Josiane Frétier, ancienne déléguée de la CGT aux Forges de Tarbes, fait face à une action en justice de la part d’Europlasma, l'entreprise qui a repris ce site industriel en 2021. Le groupe le poursuit pour ce qu'il qualifie d'« atteinte à la réputation du groupe » suite à ses déclarations sur des médias tels que Ouest-France, le Télégramme et le Point.
Cette procédure, qui se tiendra en avril à Bordeaux, est vue par ses collègues comme une forme de répression visant à faire taire les critiques. Frétier a exprimé ses préoccupations concernant l'état préoccupant de l'usine, notamment après le départ inattendu d’un directeur, qui avait également soulevé des questions sur la transparence et les engagements d'Europlasma.
Le groupe exige 35 000 euros de dommages et intérêts, arguant que les critiques de Frétier mettent en péril ses opérations et ses projets de reprise concernant d’autres sites, dont Novasco.
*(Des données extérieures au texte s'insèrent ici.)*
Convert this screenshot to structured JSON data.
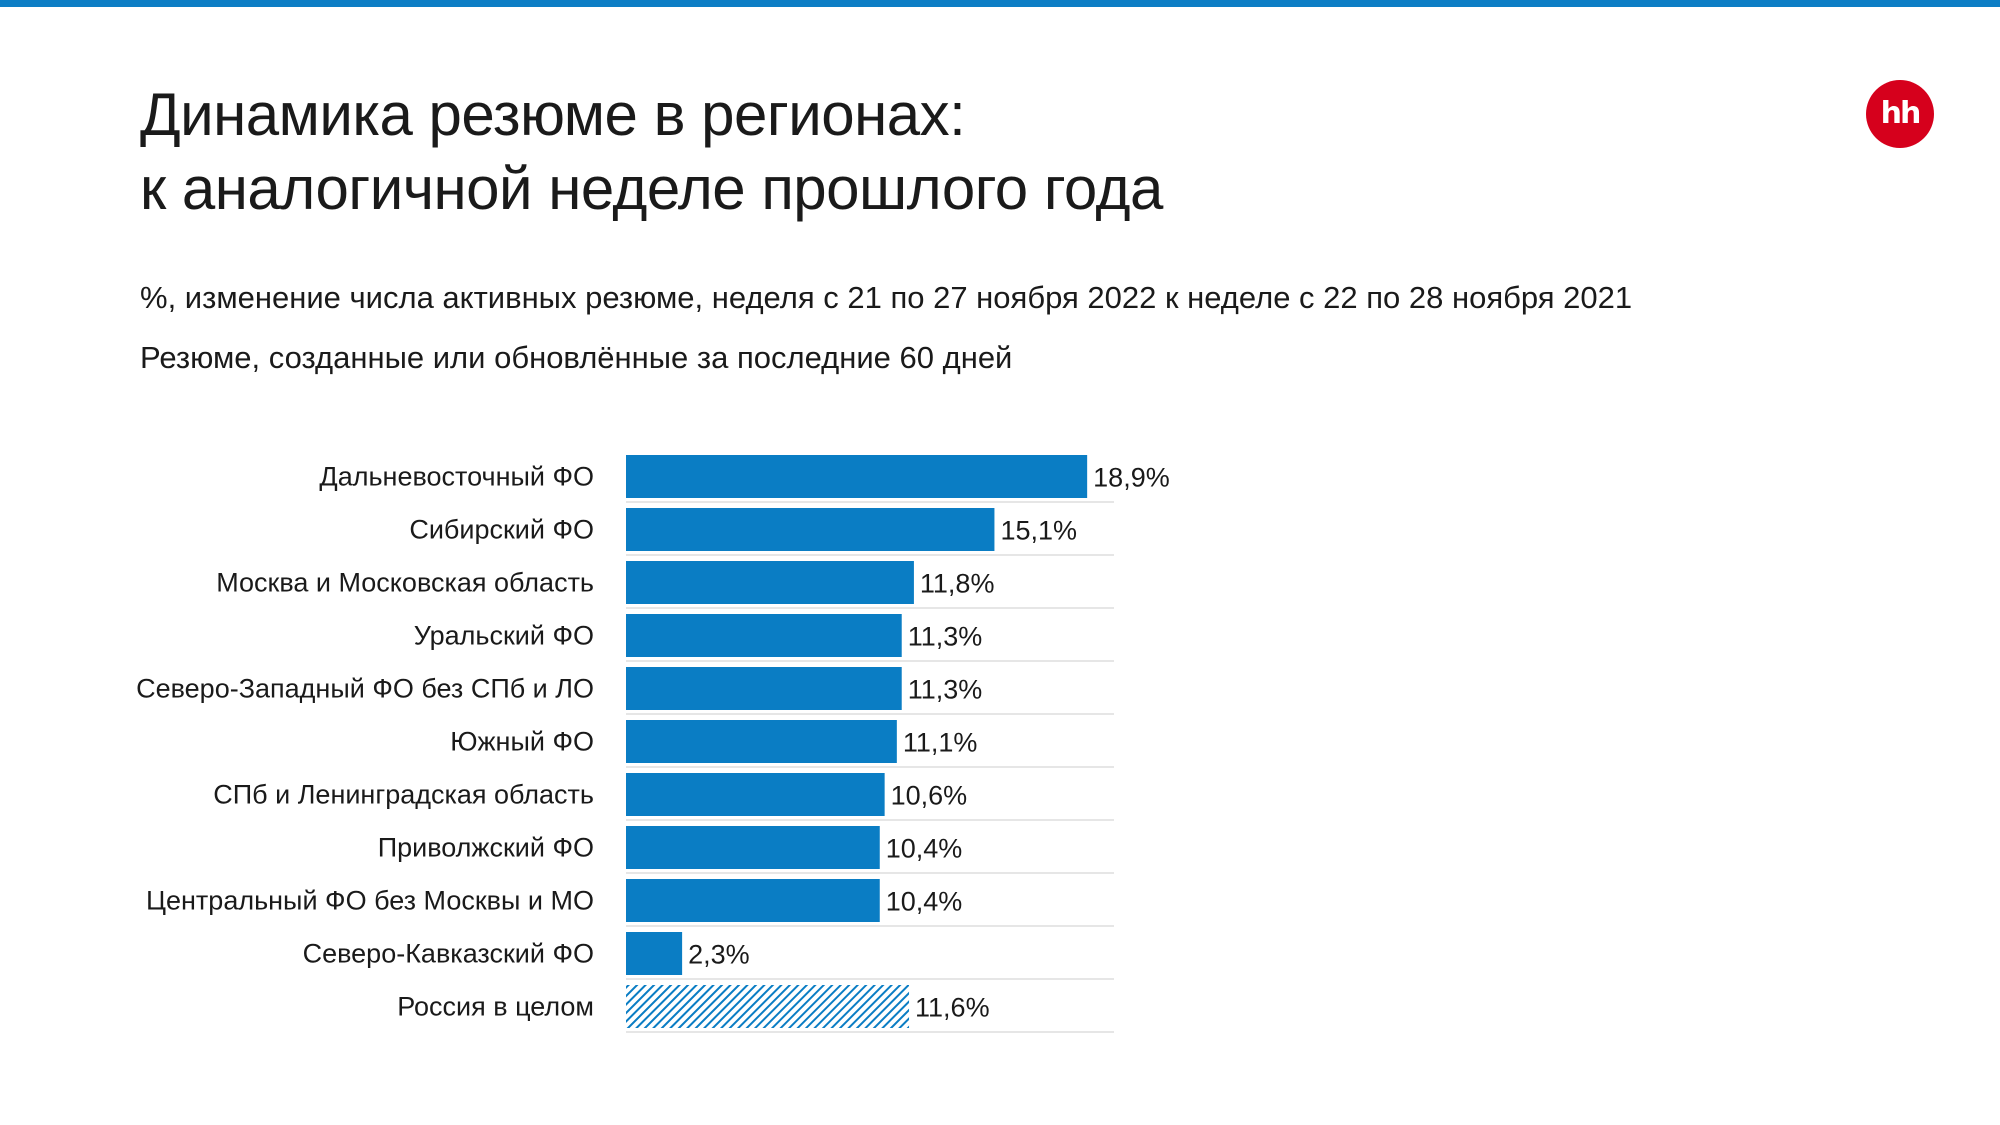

Une situation financière préoccupante
Le directeur d’Europlasma, Jérôme Garnache-Creuillot, affirme que les déclarations de l'ancienne déléguée nuisent à l'honneur de l'entreprise. Selon l'avocat, ces propos pourraient avoir des répercussions négatives sur l'image de la société face au public.
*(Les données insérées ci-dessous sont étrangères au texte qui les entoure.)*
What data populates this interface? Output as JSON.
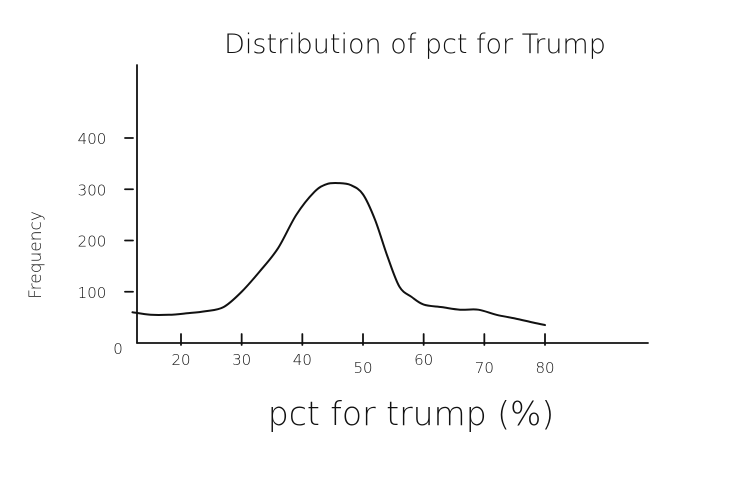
{
  "chart_data": {
    "type": "line",
    "title": "Distribution of pct for Trump",
    "xlabel": "pct for trump (%)",
    "ylabel": "Frequency",
    "x_ticks": [
      "20",
      "30",
      "40",
      "50",
      "60",
      "70",
      "80"
    ],
    "y_ticks": [
      "0",
      "100",
      "200",
      "300",
      "400"
    ],
    "xlim": [
      10,
      100
    ],
    "ylim": [
      0,
      540
    ],
    "grid": false,
    "series": [
      {
        "x": [
          12,
          15,
          18,
          21,
          24,
          27,
          30,
          33,
          36,
          39,
          42,
          44,
          46,
          48,
          50,
          52,
          54,
          56,
          58,
          60,
          63,
          66,
          69,
          72,
          75,
          78,
          80
        ],
        "values": [
          60,
          55,
          55,
          58,
          62,
          70,
          100,
          140,
          185,
          250,
          295,
          310,
          312,
          308,
          290,
          240,
          170,
          110,
          90,
          75,
          70,
          65,
          65,
          55,
          48,
          40,
          35
        ]
      }
    ]
  }
}
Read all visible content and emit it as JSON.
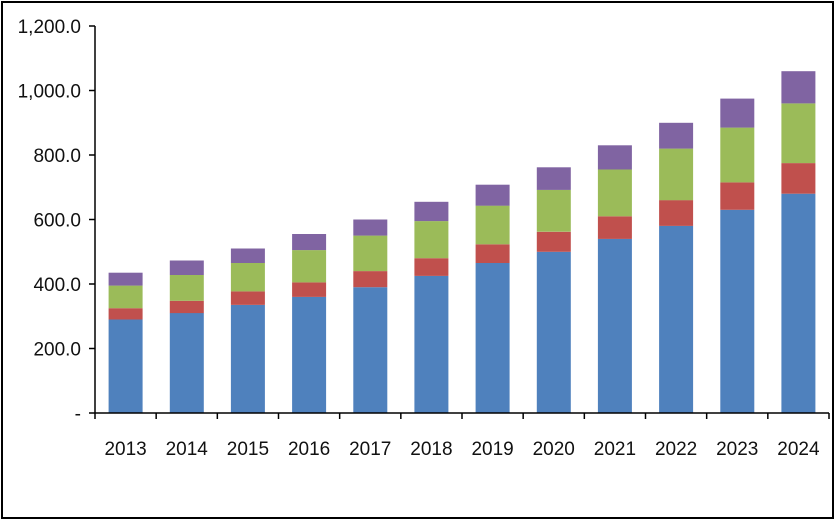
{
  "chart_data": {
    "type": "bar",
    "stacked": true,
    "title": "",
    "xlabel": "",
    "ylabel": "",
    "ylim": [
      0,
      1200
    ],
    "y_ticks": [
      0,
      200,
      400,
      600,
      800,
      1000,
      1200
    ],
    "y_tick_labels": [
      "-",
      "200.0",
      "400.0",
      "600.0",
      "800.0",
      "1,000.0",
      "1,200.0"
    ],
    "grid": false,
    "legend": "none",
    "categories": [
      "2013",
      "2014",
      "2015",
      "2016",
      "2017",
      "2018",
      "2019",
      "2020",
      "2021",
      "2022",
      "2023",
      "2024"
    ],
    "series": [
      {
        "color": "#4F81BD",
        "values": [
          290,
          310,
          335,
          360,
          390,
          425,
          465,
          500,
          540,
          580,
          630,
          680
        ]
      },
      {
        "color": "#C0504D",
        "values": [
          35,
          38,
          42,
          45,
          50,
          55,
          58,
          62,
          70,
          80,
          85,
          95
        ]
      },
      {
        "color": "#9BBB59",
        "values": [
          70,
          80,
          88,
          100,
          110,
          115,
          120,
          130,
          145,
          160,
          170,
          185
        ]
      },
      {
        "color": "#8064A2",
        "values": [
          40,
          45,
          45,
          50,
          50,
          60,
          65,
          70,
          75,
          80,
          90,
          100
        ]
      }
    ]
  }
}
José Navarro, représentant de la CGT des Finances publiques à Tarbes, s'inquiète de cette « procédure-bâillon » qui, selon lui, vise à intimider ceux qui critiquent la direction. « La sécurité des employés et la pérennité du site sont mises en danger », déclare-t-il, soulignant que l'usine n’a produit que 70 000 corps d’obus l’année dernière, bien en deçà des 150 000 prévus.
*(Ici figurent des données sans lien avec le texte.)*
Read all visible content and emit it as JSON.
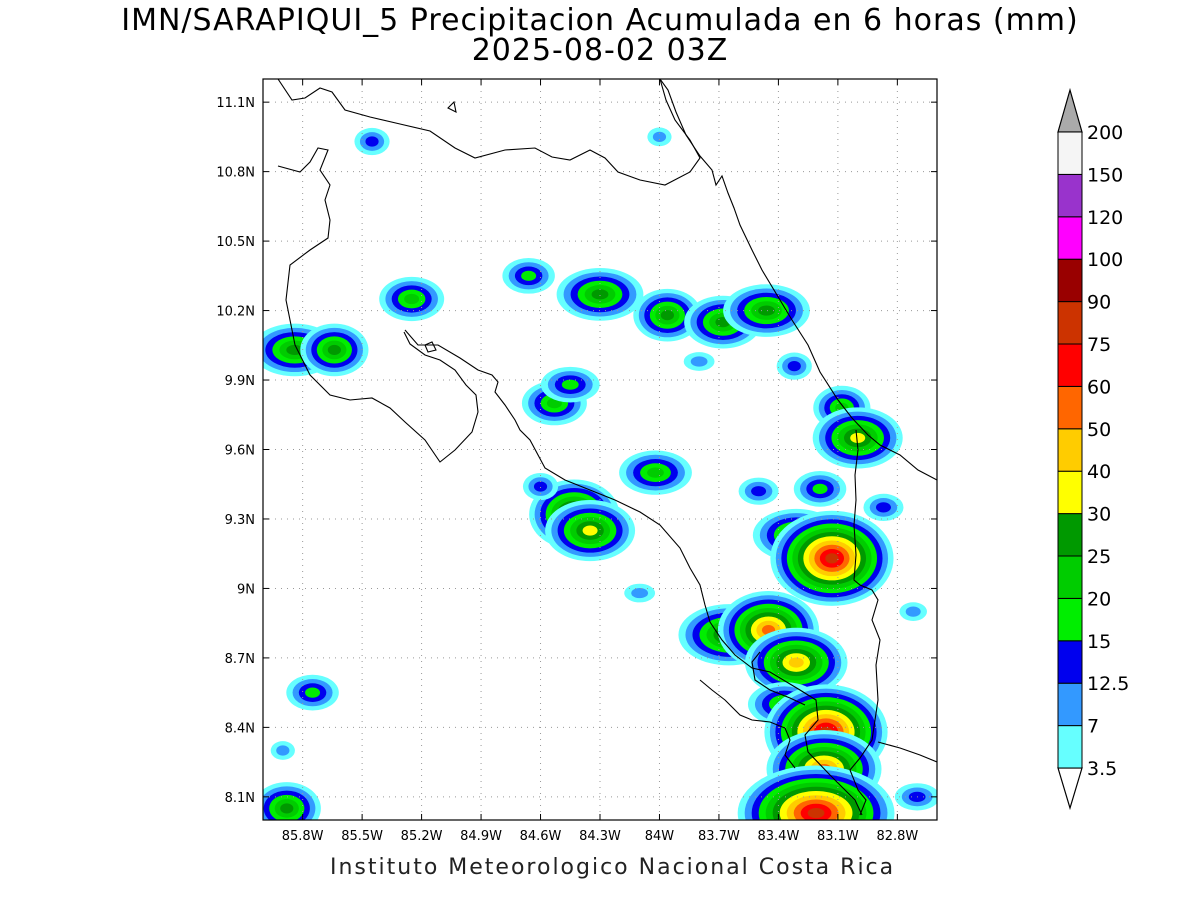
{
  "title_line1": "IMN/SARAPIQUI_5 Precipitacion Acumulada en 6 horas (mm)",
  "title_line2": "2025-08-02 03Z",
  "footer": "Instituto Meteorologico Nacional Costa Rica",
  "map": {
    "lon_range": [
      -86.0,
      -82.6
    ],
    "lat_range": [
      8.0,
      11.2
    ],
    "grid": true,
    "x_ticks": [
      "85.8W",
      "85.5W",
      "85.2W",
      "84.9W",
      "84.6W",
      "84.3W",
      "84W",
      "83.7W",
      "83.4W",
      "83.1W",
      "82.8W"
    ],
    "y_ticks": [
      "11.1N",
      "10.8N",
      "10.5N",
      "10.2N",
      "9.9N",
      "9.6N",
      "9.3N",
      "9N",
      "8.7N",
      "8.4N",
      "8.1N"
    ]
  },
  "colorbar": {
    "labels": [
      "3.5",
      "7",
      "12.5",
      "15",
      "20",
      "25",
      "30",
      "40",
      "50",
      "60",
      "75",
      "90",
      "100",
      "120",
      "150",
      "200"
    ],
    "colors": [
      "#66ffff",
      "#3399ff",
      "#0000ee",
      "#00ee00",
      "#00cc00",
      "#009900",
      "#ffff00",
      "#ffcc00",
      "#ff6600",
      "#ff0000",
      "#cc3300",
      "#990000",
      "#ff00ff",
      "#9933cc",
      "#f5f5f5"
    ],
    "over_color": "#aaaaaa",
    "under_color": "#ffffff"
  },
  "precip_cells": [
    {
      "lon": -85.45,
      "lat": 10.93,
      "level": 2
    },
    {
      "lon": -85.25,
      "lat": 10.25,
      "level": 4
    },
    {
      "lon": -85.84,
      "lat": 10.03,
      "level": 5
    },
    {
      "lon": -85.64,
      "lat": 10.03,
      "level": 5
    },
    {
      "lon": -84.66,
      "lat": 10.35,
      "level": 3
    },
    {
      "lon": -84.3,
      "lat": 10.27,
      "level": 5
    },
    {
      "lon": -83.96,
      "lat": 10.18,
      "level": 5
    },
    {
      "lon": -83.68,
      "lat": 10.15,
      "level": 5
    },
    {
      "lon": -83.46,
      "lat": 10.2,
      "level": 5
    },
    {
      "lon": -83.32,
      "lat": 9.96,
      "level": 2
    },
    {
      "lon": -84.53,
      "lat": 9.8,
      "level": 4
    },
    {
      "lon": -84.45,
      "lat": 9.88,
      "level": 3
    },
    {
      "lon": -83.08,
      "lat": 9.78,
      "level": 4
    },
    {
      "lon": -83.0,
      "lat": 9.65,
      "level": 6
    },
    {
      "lon": -84.02,
      "lat": 9.5,
      "level": 4
    },
    {
      "lon": -84.43,
      "lat": 9.32,
      "level": 7
    },
    {
      "lon": -84.35,
      "lat": 9.25,
      "level": 6
    },
    {
      "lon": -83.31,
      "lat": 9.23,
      "level": 5
    },
    {
      "lon": -83.13,
      "lat": 9.13,
      "level": 10
    },
    {
      "lon": -83.19,
      "lat": 9.43,
      "level": 3
    },
    {
      "lon": -83.65,
      "lat": 8.8,
      "level": 6
    },
    {
      "lon": -83.45,
      "lat": 8.82,
      "level": 8
    },
    {
      "lon": -83.31,
      "lat": 8.68,
      "level": 7
    },
    {
      "lon": -83.37,
      "lat": 8.5,
      "level": 4
    },
    {
      "lon": -83.16,
      "lat": 8.38,
      "level": 10
    },
    {
      "lon": -83.17,
      "lat": 8.22,
      "level": 8
    },
    {
      "lon": -83.21,
      "lat": 8.03,
      "level": 10
    },
    {
      "lon": -85.88,
      "lat": 8.05,
      "level": 5
    },
    {
      "lon": -85.75,
      "lat": 8.55,
      "level": 3
    },
    {
      "lon": -83.8,
      "lat": 9.98,
      "level": 1
    },
    {
      "lon": -84.6,
      "lat": 9.44,
      "level": 2
    },
    {
      "lon": -83.5,
      "lat": 9.42,
      "level": 2
    },
    {
      "lon": -84.1,
      "lat": 8.98,
      "level": 1
    },
    {
      "lon": -85.9,
      "lat": 8.3,
      "level": 1
    },
    {
      "lon": -82.72,
      "lat": 8.9,
      "level": 1
    },
    {
      "lon": -82.7,
      "lat": 8.1,
      "level": 2
    },
    {
      "lon": -84.0,
      "lat": 10.95,
      "level": 1
    },
    {
      "lon": -82.87,
      "lat": 9.35,
      "level": 2
    }
  ]
}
Navarro précise : « Il s’agit d’une tentative claire d’intimidation qui pourrait dissuader d’autres voix de se faire entendre ». De plus, une pétition de soutien a été lancée par le syndicat, soulignant l'importance des organisations dans la protection des droits des travailleurs.
Frétier doit également comparaître devant une commission parlementaire le 2 avril, dédiée à examiner l'impact des fonds spéculatifs sur le tissu industriel français, dont Europlasma fait partie. Cette attention médiatique pourrait attirer davantage de lumière sur les pratiques douteuses de l'entreprise.